If you are currently more concerned about personal liability, you might consider an asset protection trust to shield your hard-earned wealth against frivolous creditors’ claims and lawsuits. Foreign asset protection trusts offer the greatest protection, although they can be complex and expensive. Another option is to establish a domestic asset protection trust (DAPT).
DAPT vs. Hybrid DAPT
The benefit of a standard DAPT is that it offers creditor protection even if you are a beneficiary of the trust. But there also is some risk involved: Although many experts believe they will hold up in court, DAPTs have not been the subject of a great deal of litigation, so there is some uncertainty over their ability to repel creditors’ claims.
A ‘hybrid’ DAPT offers the best of both worlds. Initially, you are not named as a beneficiary of the trust, which virtually eliminates the risk described above. But if you need access to the funds in the future, the trustee or trust protector can add you as a beneficiary, converting the trust into a DAPT.

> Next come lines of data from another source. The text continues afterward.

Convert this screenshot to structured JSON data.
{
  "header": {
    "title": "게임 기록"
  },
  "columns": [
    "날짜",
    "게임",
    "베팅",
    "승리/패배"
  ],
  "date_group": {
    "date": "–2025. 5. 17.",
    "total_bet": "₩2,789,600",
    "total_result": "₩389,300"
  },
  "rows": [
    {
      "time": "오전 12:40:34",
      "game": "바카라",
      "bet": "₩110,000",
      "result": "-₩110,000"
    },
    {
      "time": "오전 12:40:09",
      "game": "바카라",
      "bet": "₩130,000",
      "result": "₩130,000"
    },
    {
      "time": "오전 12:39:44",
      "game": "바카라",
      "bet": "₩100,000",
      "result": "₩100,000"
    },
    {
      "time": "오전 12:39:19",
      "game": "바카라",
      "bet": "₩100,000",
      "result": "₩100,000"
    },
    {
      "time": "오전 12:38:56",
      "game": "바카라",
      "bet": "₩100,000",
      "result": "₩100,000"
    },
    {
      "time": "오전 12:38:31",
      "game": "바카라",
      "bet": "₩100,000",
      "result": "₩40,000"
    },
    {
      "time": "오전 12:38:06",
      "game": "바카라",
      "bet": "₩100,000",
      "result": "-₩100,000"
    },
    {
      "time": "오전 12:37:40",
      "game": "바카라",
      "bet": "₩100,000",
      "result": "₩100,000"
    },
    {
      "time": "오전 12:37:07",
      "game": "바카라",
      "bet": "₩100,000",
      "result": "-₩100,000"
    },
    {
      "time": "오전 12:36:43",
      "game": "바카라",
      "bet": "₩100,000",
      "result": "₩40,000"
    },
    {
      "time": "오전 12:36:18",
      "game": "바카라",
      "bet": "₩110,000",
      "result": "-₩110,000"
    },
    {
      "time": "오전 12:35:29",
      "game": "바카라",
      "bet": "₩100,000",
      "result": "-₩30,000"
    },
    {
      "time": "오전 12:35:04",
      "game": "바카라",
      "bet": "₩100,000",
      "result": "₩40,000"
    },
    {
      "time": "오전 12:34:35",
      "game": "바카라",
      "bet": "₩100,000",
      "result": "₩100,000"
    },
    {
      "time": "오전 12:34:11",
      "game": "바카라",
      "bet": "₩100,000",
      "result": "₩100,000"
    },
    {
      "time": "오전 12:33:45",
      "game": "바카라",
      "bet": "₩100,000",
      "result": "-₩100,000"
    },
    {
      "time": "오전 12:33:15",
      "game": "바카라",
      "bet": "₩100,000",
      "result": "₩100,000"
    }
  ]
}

Before you consider a hybrid DAPT, determine whether you need such a trust at all. The most effective asset protection strategy is to place assets beyond the grasp of creditors by transferring them to your spouse, children, or other family members, either outright or in a trust, without retaining any control. If the transfer is not designed to defraud known creditors, your creditors will not be able to reach the assets. In addition, even though you have given up control, you will have indirect access to the assets through your spouse or children (provided your relationship with them remains strong).
If, however, you want to retain access to the assets later in life, without relying on your spouse or children, a DAPT may be the answer.
Setting Up a Hybrid DAPT
A hybrid DAPT is initially created as a third-party trust — that is, it benefits your spouse and children or other family members, but not you. Because you are not named as a beneficiary, the trust is not a self-settled trust, so it avoids the uncertainty associated with regular DAPTs.
There is little doubt that a properly structured third-party trust avoids creditors’ claims. If, however, you need access to the trust assets in the future, the trustee or trust protector has the authority to add additional beneficiaries, including you. If that happens, the hybrid account is converted into a regular DAPT subject to the previously discussed risks.